Monday’s online discussion was titled “Combatting Hate by Teaching the Holocaust and Other Hard Histories,” and Bridget Long, dean of the Harvard Graduate School of Education, noted how desperately needed those lessons are.
On Saturday, a white 18-year-old gunman dressed in body armor and carrying an assault-style rifle shot 13 people in a supermarket in Buffalo, N.Y., killing 10. Eleven of the shooting victims were Black. The attacks are just the latest in a series of hate crimes in the country in recent years.
Long said the effects of the Holocaust “still reverberate today, not only in the Jewish community, but everywhere, and we should never, never, ever forget the horror of those acts, but importantly know that hate still exists today, and it can touch all of us.”
“We cannot sit silently by,” Long added. “We need to know our history and to confront the fact that evil exists, and it thrives when good people do nothing. We must all condemn hate in the strongest possible terms and work at both individual and national and international levels to confront this malice.”

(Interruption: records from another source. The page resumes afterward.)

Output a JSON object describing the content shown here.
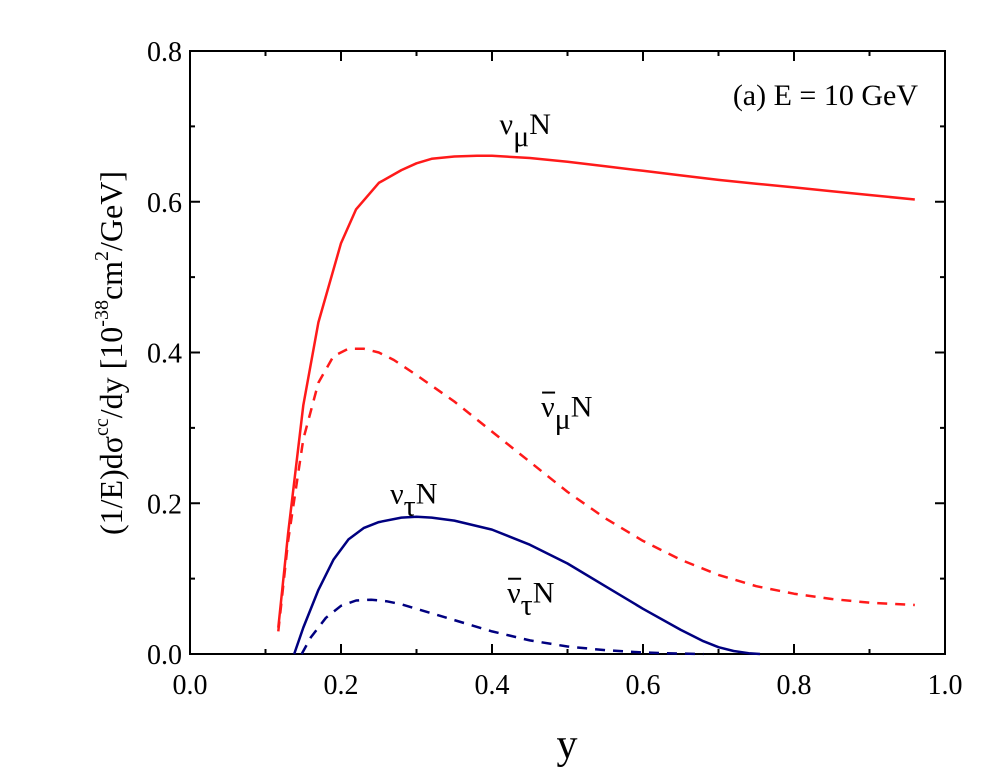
{
  "chart_data": {
    "type": "line",
    "annotation": "(a) E = 10 GeV",
    "xlabel": "y",
    "ylabel": {
      "prefix": "(1/E)dσ",
      "superscript1": "cc",
      "middle": "/dy [10",
      "superscript2": "-38",
      "middle2": "cm",
      "superscript3": "2",
      "suffix": "/GeV]"
    },
    "xlim": [
      0.0,
      1.0
    ],
    "ylim": [
      0.0,
      0.8
    ],
    "x_ticks": [
      "0.0",
      "0.2",
      "0.4",
      "0.6",
      "0.8",
      "1.0"
    ],
    "y_ticks": [
      "0.0",
      "0.2",
      "0.4",
      "0.6",
      "0.8"
    ],
    "grid": false,
    "colors": {
      "red": "#ff1a1a",
      "blue": "#000080"
    },
    "series": [
      {
        "label_base": "ν",
        "label_sub": "μ",
        "label_suffix": "N",
        "label_bar": false,
        "color": "#ff1a1a",
        "dash": "solid",
        "x": [
          0.117,
          0.13,
          0.15,
          0.17,
          0.2,
          0.22,
          0.25,
          0.28,
          0.3,
          0.32,
          0.35,
          0.38,
          0.4,
          0.45,
          0.5,
          0.55,
          0.6,
          0.65,
          0.7,
          0.75,
          0.8,
          0.85,
          0.9,
          0.96
        ],
        "y": [
          0.035,
          0.16,
          0.33,
          0.44,
          0.545,
          0.59,
          0.625,
          0.642,
          0.651,
          0.657,
          0.66,
          0.661,
          0.661,
          0.658,
          0.653,
          0.647,
          0.641,
          0.635,
          0.629,
          0.624,
          0.619,
          0.614,
          0.609,
          0.603
        ],
        "label_pos": [
          0.41,
          0.69
        ]
      },
      {
        "label_base": "ν",
        "label_sub": "μ",
        "label_suffix": "N",
        "label_bar": true,
        "color": "#ff1a1a",
        "dash": "dashed",
        "x": [
          0.117,
          0.13,
          0.15,
          0.17,
          0.19,
          0.21,
          0.23,
          0.25,
          0.27,
          0.3,
          0.35,
          0.4,
          0.45,
          0.5,
          0.55,
          0.6,
          0.65,
          0.7,
          0.75,
          0.8,
          0.85,
          0.9,
          0.96
        ],
        "y": [
          0.03,
          0.15,
          0.285,
          0.36,
          0.395,
          0.405,
          0.405,
          0.4,
          0.39,
          0.37,
          0.335,
          0.295,
          0.255,
          0.215,
          0.18,
          0.15,
          0.125,
          0.105,
          0.09,
          0.08,
          0.073,
          0.068,
          0.065
        ],
        "label_pos": [
          0.465,
          0.315
        ]
      },
      {
        "label_base": "ν",
        "label_sub": "τ",
        "label_suffix": "N",
        "label_bar": false,
        "color": "#000080",
        "dash": "solid",
        "x": [
          0.138,
          0.15,
          0.17,
          0.19,
          0.21,
          0.23,
          0.25,
          0.28,
          0.3,
          0.32,
          0.35,
          0.4,
          0.45,
          0.5,
          0.55,
          0.6,
          0.65,
          0.68,
          0.7,
          0.72,
          0.74,
          0.755
        ],
        "y": [
          0.0,
          0.035,
          0.085,
          0.125,
          0.152,
          0.167,
          0.175,
          0.181,
          0.182,
          0.181,
          0.177,
          0.165,
          0.145,
          0.12,
          0.09,
          0.06,
          0.032,
          0.017,
          0.009,
          0.004,
          0.001,
          0.0
        ],
        "label_pos": [
          0.265,
          0.2
        ]
      },
      {
        "label_base": "ν",
        "label_sub": "τ",
        "label_suffix": "N",
        "label_bar": true,
        "color": "#000080",
        "dash": "dashed",
        "x": [
          0.148,
          0.16,
          0.18,
          0.2,
          0.22,
          0.24,
          0.26,
          0.28,
          0.3,
          0.35,
          0.4,
          0.45,
          0.5,
          0.55,
          0.6,
          0.65,
          0.68
        ],
        "y": [
          0.0,
          0.022,
          0.048,
          0.064,
          0.071,
          0.072,
          0.07,
          0.066,
          0.06,
          0.045,
          0.03,
          0.018,
          0.01,
          0.005,
          0.002,
          0.0005,
          0.0
        ],
        "label_pos": [
          0.42,
          0.068
        ]
      }
    ]
  }
}
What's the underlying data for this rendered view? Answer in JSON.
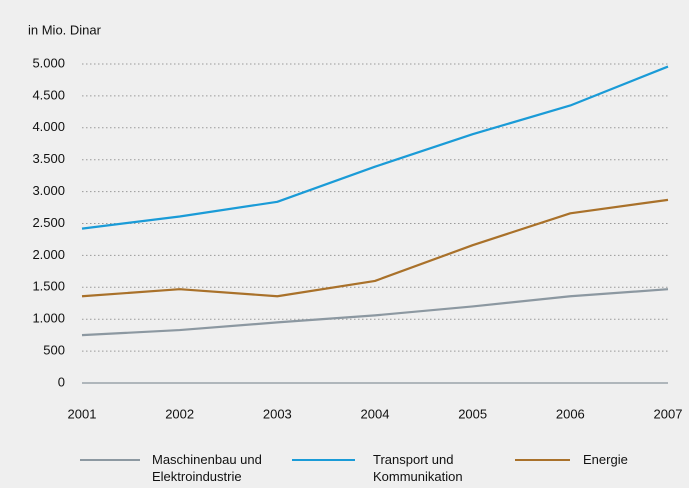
{
  "chart_data": {
    "type": "line",
    "y_label": "in Mio. Dinar",
    "categories": [
      "2001",
      "2002",
      "2003",
      "2004",
      "2005",
      "2006",
      "2007"
    ],
    "series": [
      {
        "name": "Maschinenbau und Elektroindustrie",
        "color": "#8c98a1",
        "values": [
          750,
          830,
          950,
          1060,
          1200,
          1360,
          1470
        ]
      },
      {
        "name": "Transport und Kommunikation",
        "color": "#1a9bd7",
        "values": [
          2420,
          2610,
          2840,
          3390,
          3900,
          4350,
          4960
        ]
      },
      {
        "name": "Energie",
        "color": "#a9712a",
        "values": [
          1360,
          1470,
          1360,
          1600,
          2160,
          2660,
          2870
        ]
      }
    ],
    "ylim": [
      0,
      5000
    ],
    "yticks": [
      0,
      500,
      {
        "value": 1000,
        "label": "1.000"
      },
      {
        "value": 1500,
        "label": "1.500"
      },
      {
        "value": 2000,
        "label": "2.000"
      },
      {
        "value": 2500,
        "label": "2.500"
      },
      {
        "value": 3000,
        "label": "3.000"
      },
      {
        "value": 3500,
        "label": "3.500"
      },
      {
        "value": 4000,
        "label": "4.000"
      },
      {
        "value": 4500,
        "label": "4.500"
      },
      {
        "value": 5000,
        "label": "5.000"
      }
    ],
    "grid": true,
    "legend": "bottom"
  }
}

The afternoon event, part of the School’s Askwith Education Forum series, focused on “the power of personal narrative and personal identity as a tool for teaching and understanding history,” and featured cast members from the 2021 documentary “Undeniable: The Truth to Remember.” The film follows Holocaust survivors as they share their stories with a group of Texas high school students.
The project began as an attempt to “educate people about the terrible tragedy of the Holocaust,” said the film’s producer Tom Werner, who is also the chairman of the Boston Red Sox. Werner echoed Long’s comments, noting that hate crimes “still exist today,” and said the Buffalo shooter’s racist manifesto could have been lifted from “Mein Kampf,” Adolf Hitler’s 1925 autobiography tracing the evolution of his antisemitic and racist ideology, which would later be embraced by the Nazi Party.
Lamenting the fact that “the Holocaust is probably not taught in the majority now of high schools in America,” Werner said education is “the most powerful way you can combat hate crimes.”